François Sarhan – Wandering Rocks
J’avais rencontré François Sarhan il y a plus de trois ans en titrant l’interview « Une nouvelle génération de compositeurs« . Je me rappelle très bien, mais ne l’avais pas retranscrit, qu’en lui faisant part de mon admiration pour l’œuvre de Philippe Manoury, il me dit quelque chose comme : finalement il reproduit les mêmes schémas du classique. Il participait d’ailleurs hier à un colloque à la Philharmonie sur le thème « Création musicale – Interroger les concepts« .
Après un CD très original en voici un second, assez court. Je reproduis ici la notice de l’éditeur :
Wandering Rocks a été conçue originellement pour quatre guitares et seize haut-parleurs. Créé au Palais de Tokyo sous forme d’une installation, le dispositif laissait le spectateur libre de se déplacer entre les haut-parleurs.

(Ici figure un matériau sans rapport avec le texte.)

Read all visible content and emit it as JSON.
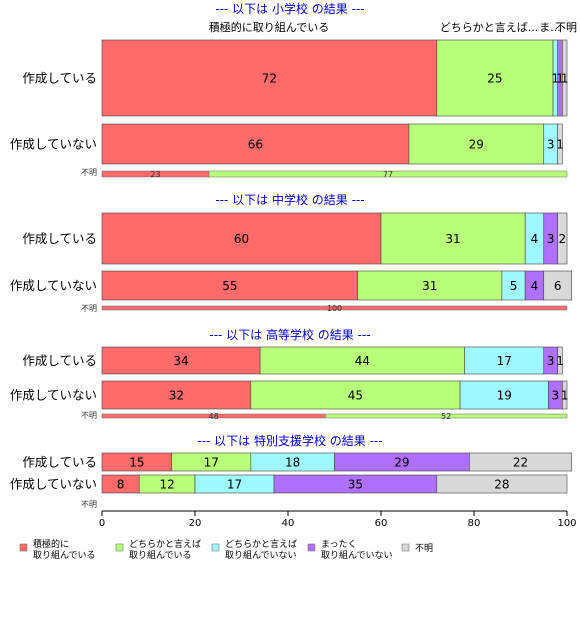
{
  "chart_data": {
    "type": "bar",
    "orientation": "horizontal-stacked",
    "xlim": [
      0,
      100
    ],
    "x_ticks": [
      "0",
      "20",
      "40",
      "60",
      "80",
      "100"
    ],
    "segment_colors": [
      "#ff6b6b",
      "#b8ff7a",
      "#9ff7ff",
      "#b070ff",
      "#d9d9d9"
    ],
    "legend": [
      "積極的に\n取り組んでいる",
      "どちらかと言えば\n取り組んでいる",
      "どちらかと言えば\n取り組んでいない",
      "まったく\n取り組んでいない",
      "不明"
    ],
    "top_labels": [
      "積極的に取り組んでいる",
      "どちらかと言えば...",
      "ま...",
      "不明"
    ],
    "panels": [
      {
        "title": "--- 以下は 小学校 の結果 ---",
        "categories": [
          "作成している",
          "作成していない"
        ],
        "rows": [
          {
            "values": [
              72,
              25,
              1,
              1,
              1
            ],
            "labels": [
              "72",
              "25",
              "1",
              "1",
              "1"
            ]
          },
          {
            "values": [
              66,
              29,
              3,
              0,
              1
            ],
            "labels": [
              "66",
              "29",
              "3",
              "",
              "1"
            ]
          }
        ],
        "unknown": {
          "label": "不明",
          "values": [
            23,
            77
          ],
          "labels": [
            "23",
            "77"
          ]
        }
      },
      {
        "title": "--- 以下は 中学校 の結果 ---",
        "categories": [
          "作成している",
          "作成していない"
        ],
        "rows": [
          {
            "values": [
              60,
              31,
              4,
              3,
              2
            ],
            "labels": [
              "60",
              "31",
              "4",
              "3",
              "2"
            ]
          },
          {
            "values": [
              55,
              31,
              5,
              4,
              6
            ],
            "labels": [
              "55",
              "31",
              "5",
              "4",
              "6"
            ]
          }
        ],
        "unknown": {
          "label": "不明",
          "values": [
            100,
            0
          ],
          "labels": [
            "100",
            ""
          ]
        }
      },
      {
        "title": "--- 以下は 高等学校 の結果 ---",
        "categories": [
          "作成している",
          "作成していない"
        ],
        "rows": [
          {
            "values": [
              34,
              44,
              17,
              3,
              1
            ],
            "labels": [
              "34",
              "44",
              "17",
              "3",
              "1"
            ]
          },
          {
            "values": [
              32,
              45,
              19,
              3,
              1
            ],
            "labels": [
              "32",
              "45",
              "19",
              "3",
              "1"
            ]
          }
        ],
        "unknown": {
          "label": "不明",
          "values": [
            48,
            52
          ],
          "labels": [
            "48",
            "52"
          ]
        }
      },
      {
        "title": "--- 以下は 特別支援学校 の結果 ---",
        "categories": [
          "作成している",
          "作成していない"
        ],
        "rows": [
          {
            "values": [
              15,
              17,
              18,
              29,
              22
            ],
            "labels": [
              "15",
              "17",
              "18",
              "29",
              "22"
            ]
          },
          {
            "values": [
              8,
              12,
              17,
              35,
              28
            ],
            "labels": [
              "8",
              "12",
              "17",
              "35",
              "28"
            ]
          }
        ],
        "unknown": {
          "label": "不明",
          "values": [],
          "labels": []
        }
      }
    ]
  }
}
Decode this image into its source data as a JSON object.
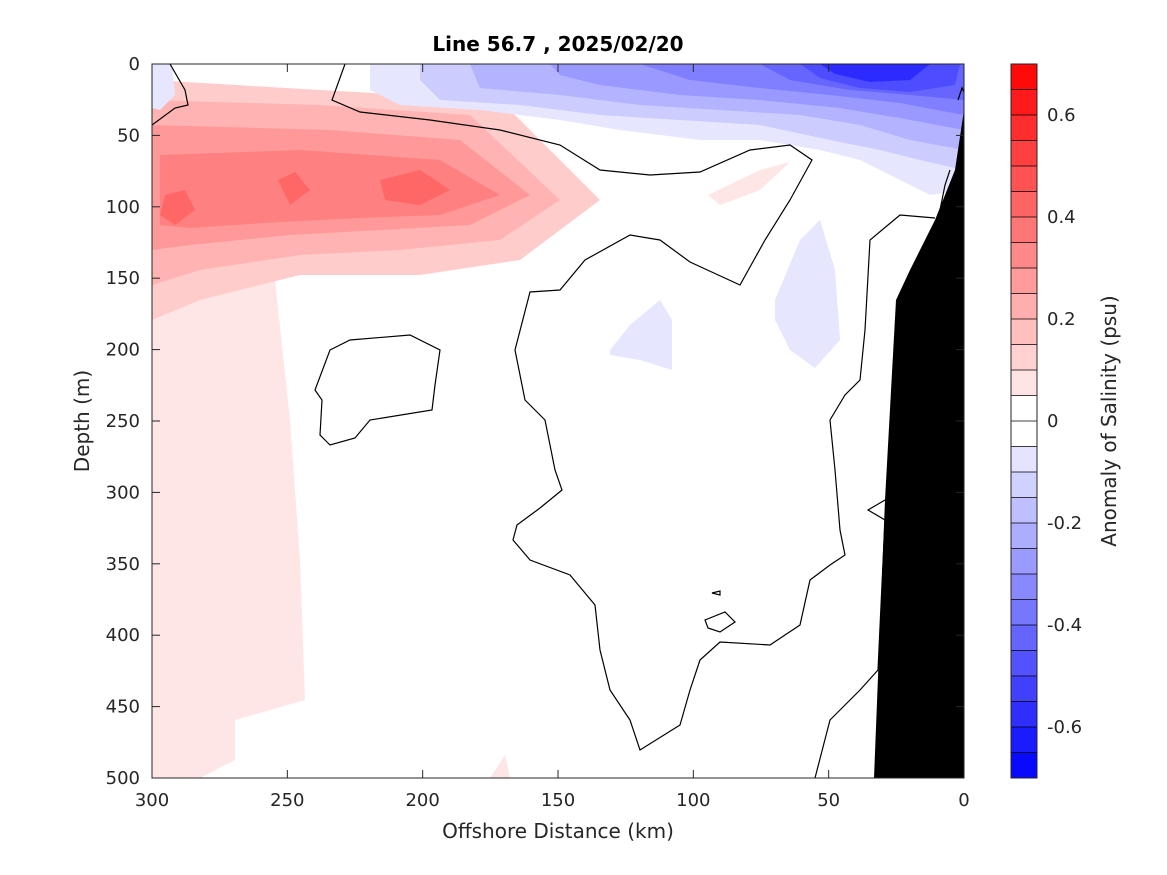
{
  "chart_data": {
    "type": "heatmap",
    "title": "Line 56.7 , 2025/02/20",
    "xlabel": "Offshore Distance (km)",
    "ylabel": "Depth (m)",
    "xlim": [
      300,
      0
    ],
    "ylim": [
      0,
      500
    ],
    "x_reversed": true,
    "y_reversed": true,
    "xticks": [
      300,
      250,
      200,
      150,
      100,
      50,
      0
    ],
    "yticks": [
      0,
      50,
      100,
      150,
      200,
      250,
      300,
      350,
      400,
      450,
      500
    ],
    "colorbar": {
      "label": "Anomaly of Salinity (psu)",
      "range": [
        -0.7,
        0.7
      ],
      "step": 0.05,
      "ticks": [
        0.6,
        0.4,
        0.2,
        0,
        -0.2,
        -0.4,
        -0.6
      ],
      "tick_labels": [
        "0.6",
        "0.4",
        "0.2",
        "0",
        "-0.2",
        "-0.4",
        "-0.6"
      ],
      "low_color": "#0000ff",
      "mid_color": "#ffffff",
      "high_color": "#ff0000"
    },
    "features": [
      {
        "name": "positive anomaly core",
        "x_km": [
          300,
          150
        ],
        "depth_m": [
          50,
          150
        ],
        "max": 0.45
      },
      {
        "name": "negative surface anomaly",
        "x_km": [
          150,
          0
        ],
        "depth_m": [
          0,
          70
        ],
        "min": -0.6
      },
      {
        "name": "weak positive deep",
        "x_km": [
          300,
          240
        ],
        "depth_m": [
          150,
          500
        ],
        "value": 0.05
      },
      {
        "name": "seafloor",
        "x_km": [
          35,
          0
        ],
        "depth_m": [
          40,
          500
        ],
        "color": "#000000"
      }
    ]
  }
}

La réalisation sur un CD a donc impliqué une recomposition de l’œuvre, et le caractère immersif de l’emplacement des haut-parleurs par rapport à l’auditeur a été remplacé par un choix qui place l’auditeur au cœur du dispositif. Il ne s’agit donc pas tout à fait d’un disque en stéréo mais plutôt la reconstitution d’un espace élargi qui propose une image spatiale proche de l’originale en seize canaux quand l’auditeur de place dans l’axe situé entre les deux haut-parleurs. La partie électronique de l’œuvre a été réalisée exclusivement avec les synthétiseurs analogiques de La Muse en Circuit. Dans la grande tradition de la musique sur bandes, ils ont été enregistrés puis mixés en studio. De même que la partie des guitares, cette partition électronique a été écrite avec un solfège traditionnel. La pièce est constituée de plusieurs sections qui se suivent mais très contrastées, mettant en valeur les guitares électriques qui tantôt se mélangent, tantôt sont solistes, le tout formant une matière sonore la plus homogène possible. Le titre Wandering Rocks se réfère aux pierres supposées mouvantes entre lesquelles la mer se déchire violemment, entraînant les bateaux vers le fond.

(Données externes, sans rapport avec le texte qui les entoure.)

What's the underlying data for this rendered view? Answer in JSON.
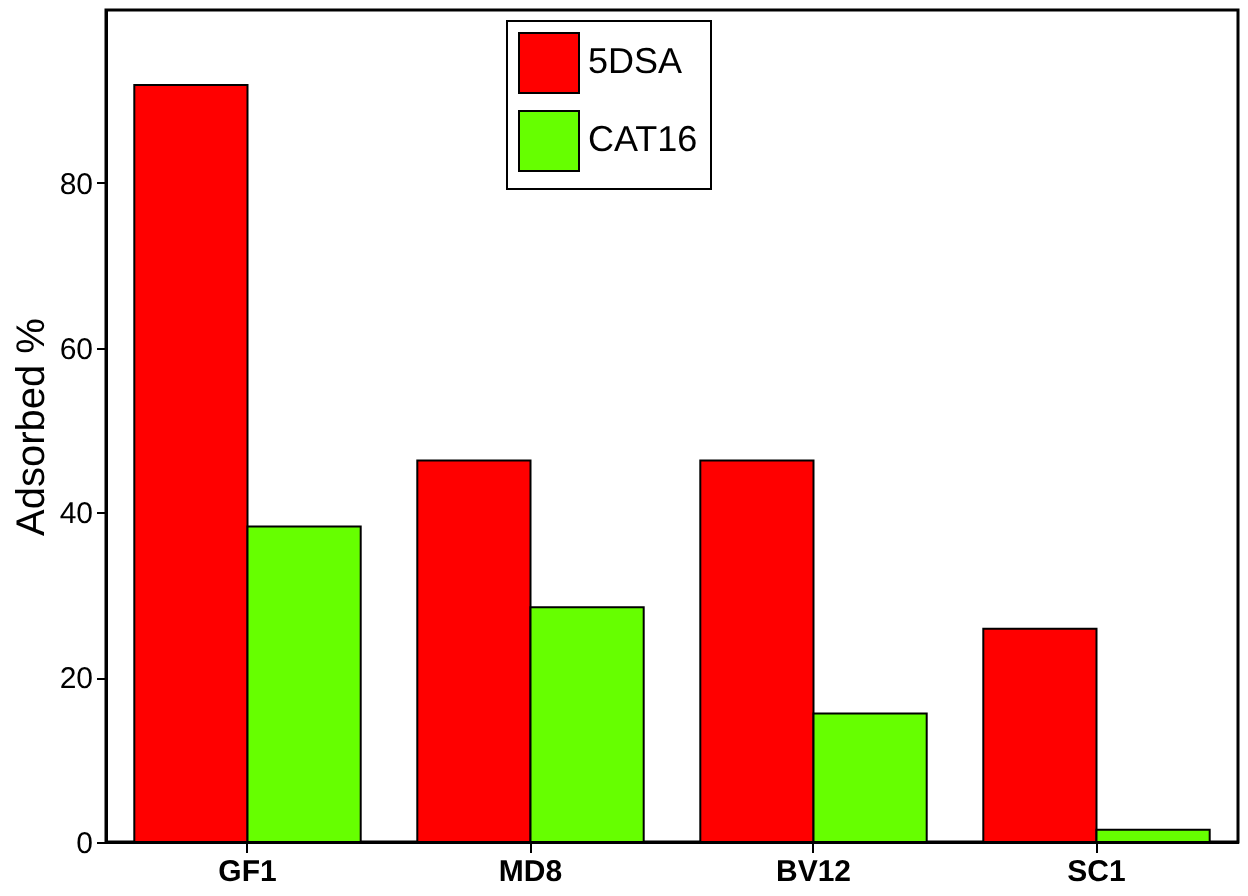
{
  "chart_data": {
    "type": "bar",
    "ylabel": "Adsorbed %",
    "categories": [
      "GF1",
      "MD8",
      "BV12",
      "SC1"
    ],
    "series": [
      {
        "name": "5DSA",
        "color": "#ff0000",
        "values": [
          91.9,
          46.3,
          46.3,
          25.9
        ]
      },
      {
        "name": "CAT16",
        "color": "#66ff00",
        "values": [
          38.3,
          28.5,
          15.6,
          1.5
        ]
      }
    ],
    "ylim": [
      0,
      101
    ],
    "yticks": [
      0,
      20,
      40,
      60,
      80
    ],
    "grid": false,
    "legend": "top"
  }
}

Dans le livret – en anglais – il indique que « la musique est devenue vendable, non plus seulement magique. une marchandise, plus seulement un message de l’Inconnu (intercession avec les Dieux) ». Même si c’est ce que je recherche in fine dans la musique comme beaucoup (cf. interview de Philippe Hurel par exemple : « D’ailleurs si je n’avais pas l’impression qu’il y a quelque chose qui nous dépasse, j’arrêterais de faire ce métier ») et même si je ne réécouterai pas ce CD sur un rythme dominical, j’en suis tout de même à ma troisième écoute !
C’est que comme pour le CD cité (L’nfer – Orloff), la musique de François Sarhan est celle d’un compositeur de métier. elle est construite, inventive tant dans sa forme que pour ses sonorités. Qualité de la bande enregistrée, interaction des guitaristes avec celle-ci, micro-motifs répétés, transformés… Même si le compositeur imagine des jeunes écouter le CD lors d’une soirée (pas dansante : ce n’est pas du rock), même si cette musique était destinée à une « expérience » « immersive » avec vidéos, on a bien affaire ici à une œuvre musicale attachante et très personnelle.
Une petite anecdote, comme j’ai fait ce papier cet après-midi suite à un sinistre après la tempête d’hier soir, je dit à l’artisan, « vous avez de la chance c’est presque une première mondiale », réponse : « ah vous trouvez que c’est de la musique ? ».